Vom 8. bis zum 12. Juni: Internationale Woche an der RUB
Wenn das Fernweh kommt
Fotos: bk

An den Betonplatten-Charme der RUB mag man sich mit steigender Fachsemesterzahl ja irgendwann gewöhnt haben, aber hin und wieder packt den ein oder anderen eben doch das Bedürfnis, mal etwas anderes von der Welt zu sehen. Die Internationale Woche, die vom 8. bis zum 12. Juni an der RUB stattfindet, zeigt, dass man dafür gar nicht unbedingt immer in die Ferne schweifen muss.

So stehen bei der Internationalen Woche zwar auch Austauschprogramme mit Unis in aller Welt im Vordergrund, etwa wenn sich am Asien-Tag die chinesische Tongji University oder die Ewha University in Südkorea als Partner-Unis der RUB die Ehre geben, doch die Infoveranstaltung wird eingebettet in ein kulturelles Rahmenprogramm mit japanischem Schwertfechten oder einer Führung durch den kürzlich wiedereröffneten Chinesischen Garten.

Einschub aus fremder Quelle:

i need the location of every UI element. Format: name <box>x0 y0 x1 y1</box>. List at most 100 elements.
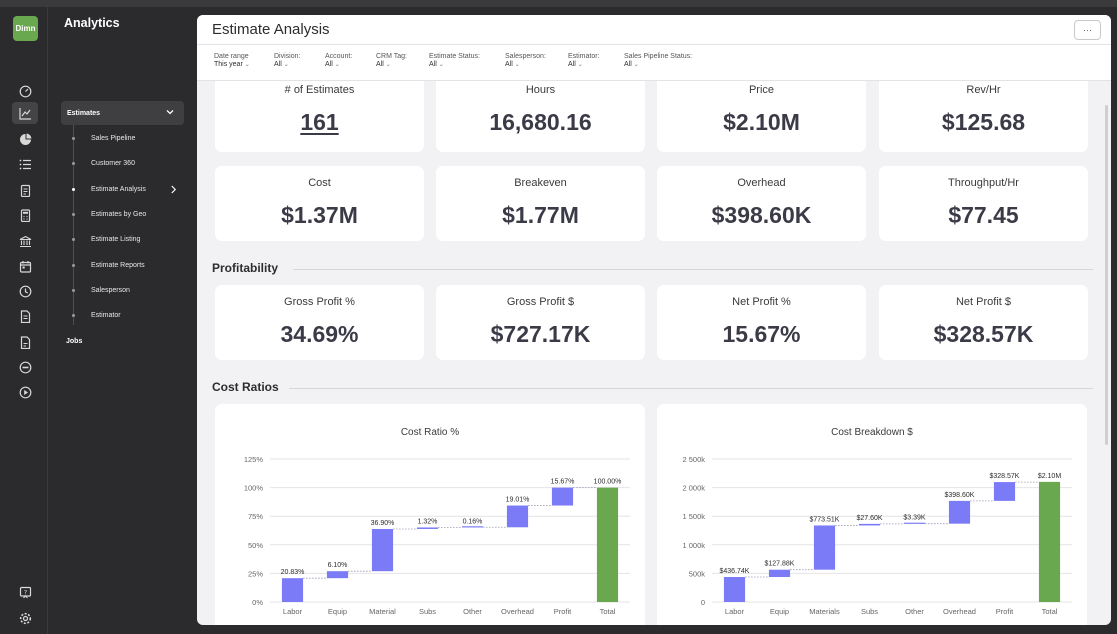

Kulturelles wird dem Publikum auch am Osteuropa-Tag am Dienstag geboten. Neben einer Aufführung des Stücks „Die 12 Stühle“ nach einem russischen Literaturklassiker der Autoren Ilja Ilf und Jewgeni Petrow erwarten Euch Lesungen auf Polnisch und Russisch sowie das Fotoprojekt „Die Schönheit Makedoniens“ des Künstlers Dejan Krajčevski.

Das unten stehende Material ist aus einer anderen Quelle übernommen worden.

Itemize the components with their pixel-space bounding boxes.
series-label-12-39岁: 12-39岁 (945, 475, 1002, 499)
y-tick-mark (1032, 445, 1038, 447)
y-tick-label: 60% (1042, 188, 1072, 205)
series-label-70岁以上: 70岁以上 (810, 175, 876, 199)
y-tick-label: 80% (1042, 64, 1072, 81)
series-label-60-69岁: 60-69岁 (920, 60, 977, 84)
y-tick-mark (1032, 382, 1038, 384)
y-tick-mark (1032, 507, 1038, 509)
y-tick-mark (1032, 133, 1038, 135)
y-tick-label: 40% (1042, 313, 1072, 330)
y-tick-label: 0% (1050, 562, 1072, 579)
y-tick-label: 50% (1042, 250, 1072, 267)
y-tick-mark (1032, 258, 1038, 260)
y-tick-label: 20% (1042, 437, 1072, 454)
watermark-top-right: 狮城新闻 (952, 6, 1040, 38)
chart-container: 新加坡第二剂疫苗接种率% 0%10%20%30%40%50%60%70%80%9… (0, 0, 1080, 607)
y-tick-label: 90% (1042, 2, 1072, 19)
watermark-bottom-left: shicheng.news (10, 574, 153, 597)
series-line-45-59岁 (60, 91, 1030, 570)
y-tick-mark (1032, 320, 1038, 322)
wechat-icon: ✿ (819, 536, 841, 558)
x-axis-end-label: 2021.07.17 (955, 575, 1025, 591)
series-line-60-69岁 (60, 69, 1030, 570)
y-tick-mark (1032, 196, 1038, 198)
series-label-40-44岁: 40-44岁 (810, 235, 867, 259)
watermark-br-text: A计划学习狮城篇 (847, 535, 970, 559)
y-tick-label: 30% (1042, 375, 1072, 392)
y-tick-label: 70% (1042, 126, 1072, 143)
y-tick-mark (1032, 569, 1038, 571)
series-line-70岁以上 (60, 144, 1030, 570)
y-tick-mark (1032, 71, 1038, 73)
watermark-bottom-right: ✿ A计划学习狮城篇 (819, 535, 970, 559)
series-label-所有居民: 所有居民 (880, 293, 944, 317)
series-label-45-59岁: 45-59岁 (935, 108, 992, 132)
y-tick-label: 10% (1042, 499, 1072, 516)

Von Gälisch bis Katalanisch

Am Mittwoch bricht die Internationale Woche am Westeuropa-Tag in Gefilde auf, die uns auf den ersten Blick vielleicht näher erscheinen – aber dann doch wieder exotisch wirken, wenn es beispielsweise darum geht, in Mini-Kursen Einblicke in Sprachen wie Gälisch oder Katalanisch zu erhalten. Der The Americas-Tag am Donnerstag hingegen wartet vor allem mit Crashkursen in Spanisch und Portugiesisch auf – schließlich besteht der amerikanische Kontinent nicht nur aus den USA und Kanada. Dementsprechend orientiert sich auch das Rahmenprogramm vor allem an der Kultur Lateinamerikas.

Abgerundet wird die Internationale Woche mit dem Global Day am Freitag, an dem unter anderem ein Workshop zum Thema „Interkulturelle Kompetenzen“ ein Gefühl für den Umgang mit fremden Kulturen vermitteln soll – denn wer weiß, vielleicht wurde der ein oder andere von Euch ja für einen Auslandsaufenthalt begeistert?